MiroFish: predicting the future with swarm intelligence
An open-source multi-agent engine that builds parallel digital worlds — thousands of agents — to forecast policy impact and social dynamics.
MiroFish takes a different approach to forecasting: instead of statistical models over historical data, it constructs a high-fidelity digital twin of a situation and lets it play out. You seed it with real-world information — breaking news, a policy draft, financial signals. It builds a world populated by autonomous agents with independent personalities, long-term memory, and behavioral logic. Thousands of them interact freely, and the system reports what emerges, alongside an interactive world you can explore.

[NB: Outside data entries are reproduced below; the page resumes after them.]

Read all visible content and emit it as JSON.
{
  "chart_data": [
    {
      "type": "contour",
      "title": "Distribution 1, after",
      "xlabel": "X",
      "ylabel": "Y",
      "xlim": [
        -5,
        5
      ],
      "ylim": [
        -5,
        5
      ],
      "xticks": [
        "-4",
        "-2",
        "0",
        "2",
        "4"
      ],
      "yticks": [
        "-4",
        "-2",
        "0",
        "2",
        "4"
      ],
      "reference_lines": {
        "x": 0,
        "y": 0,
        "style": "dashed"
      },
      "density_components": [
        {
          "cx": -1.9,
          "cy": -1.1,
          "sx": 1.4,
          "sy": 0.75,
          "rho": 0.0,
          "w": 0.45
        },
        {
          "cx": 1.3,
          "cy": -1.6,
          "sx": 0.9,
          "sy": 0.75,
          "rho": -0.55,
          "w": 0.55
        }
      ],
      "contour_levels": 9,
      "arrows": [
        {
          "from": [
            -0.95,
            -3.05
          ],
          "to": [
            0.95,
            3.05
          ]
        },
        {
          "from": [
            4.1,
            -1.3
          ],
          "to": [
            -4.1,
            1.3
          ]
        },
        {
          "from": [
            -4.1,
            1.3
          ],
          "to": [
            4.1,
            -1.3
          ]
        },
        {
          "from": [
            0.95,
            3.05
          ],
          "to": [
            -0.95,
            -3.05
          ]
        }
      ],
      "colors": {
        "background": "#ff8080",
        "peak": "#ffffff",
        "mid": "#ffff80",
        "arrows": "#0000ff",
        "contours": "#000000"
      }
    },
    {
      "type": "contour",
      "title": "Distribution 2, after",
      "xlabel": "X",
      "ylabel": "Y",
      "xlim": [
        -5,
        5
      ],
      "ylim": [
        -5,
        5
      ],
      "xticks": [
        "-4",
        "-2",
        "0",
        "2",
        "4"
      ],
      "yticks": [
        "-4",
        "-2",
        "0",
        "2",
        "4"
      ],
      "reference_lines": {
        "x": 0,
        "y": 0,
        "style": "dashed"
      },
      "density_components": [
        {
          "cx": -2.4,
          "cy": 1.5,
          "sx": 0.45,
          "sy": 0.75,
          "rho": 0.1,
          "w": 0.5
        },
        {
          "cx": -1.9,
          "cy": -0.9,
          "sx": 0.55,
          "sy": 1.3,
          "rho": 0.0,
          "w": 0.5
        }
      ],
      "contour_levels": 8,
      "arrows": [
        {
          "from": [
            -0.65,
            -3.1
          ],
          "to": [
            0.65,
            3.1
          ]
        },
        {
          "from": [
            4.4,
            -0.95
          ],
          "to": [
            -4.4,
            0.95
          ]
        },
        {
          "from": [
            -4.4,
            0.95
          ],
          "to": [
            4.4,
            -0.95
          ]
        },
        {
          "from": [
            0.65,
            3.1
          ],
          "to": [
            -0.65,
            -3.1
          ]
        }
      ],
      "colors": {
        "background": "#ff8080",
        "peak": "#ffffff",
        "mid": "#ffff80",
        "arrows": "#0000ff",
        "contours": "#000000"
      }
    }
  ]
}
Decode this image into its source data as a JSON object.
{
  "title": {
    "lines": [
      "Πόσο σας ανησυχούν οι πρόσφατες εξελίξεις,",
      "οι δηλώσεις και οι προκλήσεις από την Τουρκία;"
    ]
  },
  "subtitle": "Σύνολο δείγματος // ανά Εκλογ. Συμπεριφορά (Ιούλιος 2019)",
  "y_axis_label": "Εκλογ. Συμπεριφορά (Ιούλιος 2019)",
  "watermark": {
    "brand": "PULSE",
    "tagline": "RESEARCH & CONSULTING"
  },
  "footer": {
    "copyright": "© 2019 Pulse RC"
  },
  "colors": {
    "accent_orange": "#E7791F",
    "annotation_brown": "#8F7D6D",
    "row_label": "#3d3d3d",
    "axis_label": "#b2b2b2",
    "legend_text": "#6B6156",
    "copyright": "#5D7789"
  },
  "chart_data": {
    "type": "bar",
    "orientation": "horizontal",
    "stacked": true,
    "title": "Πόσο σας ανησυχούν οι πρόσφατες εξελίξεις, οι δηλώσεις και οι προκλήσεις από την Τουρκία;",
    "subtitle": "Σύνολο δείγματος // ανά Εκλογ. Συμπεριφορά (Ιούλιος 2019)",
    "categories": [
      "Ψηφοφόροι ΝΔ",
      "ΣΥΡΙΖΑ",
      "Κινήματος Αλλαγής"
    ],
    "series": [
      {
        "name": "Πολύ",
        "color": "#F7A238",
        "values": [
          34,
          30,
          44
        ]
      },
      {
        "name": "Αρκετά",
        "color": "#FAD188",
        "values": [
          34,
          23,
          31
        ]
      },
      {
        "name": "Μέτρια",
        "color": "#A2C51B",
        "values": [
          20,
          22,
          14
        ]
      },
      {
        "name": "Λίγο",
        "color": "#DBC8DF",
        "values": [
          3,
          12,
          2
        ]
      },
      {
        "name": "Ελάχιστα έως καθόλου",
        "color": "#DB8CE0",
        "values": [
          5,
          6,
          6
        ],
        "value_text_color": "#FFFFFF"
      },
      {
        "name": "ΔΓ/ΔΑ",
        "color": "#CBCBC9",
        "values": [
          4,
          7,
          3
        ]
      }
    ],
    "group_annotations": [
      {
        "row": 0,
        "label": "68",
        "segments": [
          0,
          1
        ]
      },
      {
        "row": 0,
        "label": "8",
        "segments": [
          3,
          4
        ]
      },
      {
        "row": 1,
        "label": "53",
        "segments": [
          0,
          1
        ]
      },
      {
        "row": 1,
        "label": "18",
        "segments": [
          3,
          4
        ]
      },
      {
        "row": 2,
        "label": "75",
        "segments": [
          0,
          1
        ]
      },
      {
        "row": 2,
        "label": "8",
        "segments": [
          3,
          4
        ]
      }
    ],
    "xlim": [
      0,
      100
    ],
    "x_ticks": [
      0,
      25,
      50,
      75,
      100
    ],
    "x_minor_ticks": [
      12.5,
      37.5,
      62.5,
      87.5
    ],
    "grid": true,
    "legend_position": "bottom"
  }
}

The use cases span further than you'd expect. For decision makers it's a pre-flight simulator — test a policy or a PR campaign before committing resources. For researchers it's a laboratory for emergent social behavior with controllable variables. And for creatives it's a narrative playground: the project's showcase demo feeds in the first 80 chapters of Dream of the Red Chamber and simulates the lost ending of the classic Chinese novel.
Under the hood it's a serious stack: the multi-agent simulation runs on OASIS from the CAMEL-AI team, knowledge graphs are built with GraphRAG, memory runs on Zep, and the whole thing ships as Python backend plus Vue frontend under AGPL-3.0. Traction is real — over 33,000 GitHub stars, backing from Shanda Group, and active hiring, which suggests platform ambitions rather than a research prototype.
The reason we're flagging it: while attention concentrates on chatbots and image generators, this is a different application class — AI for understanding and predicting complex social systems. Testing reality before living it changes how policy, risk, and scenario planning get done. The engine is open source and the live demo takes minutes to try.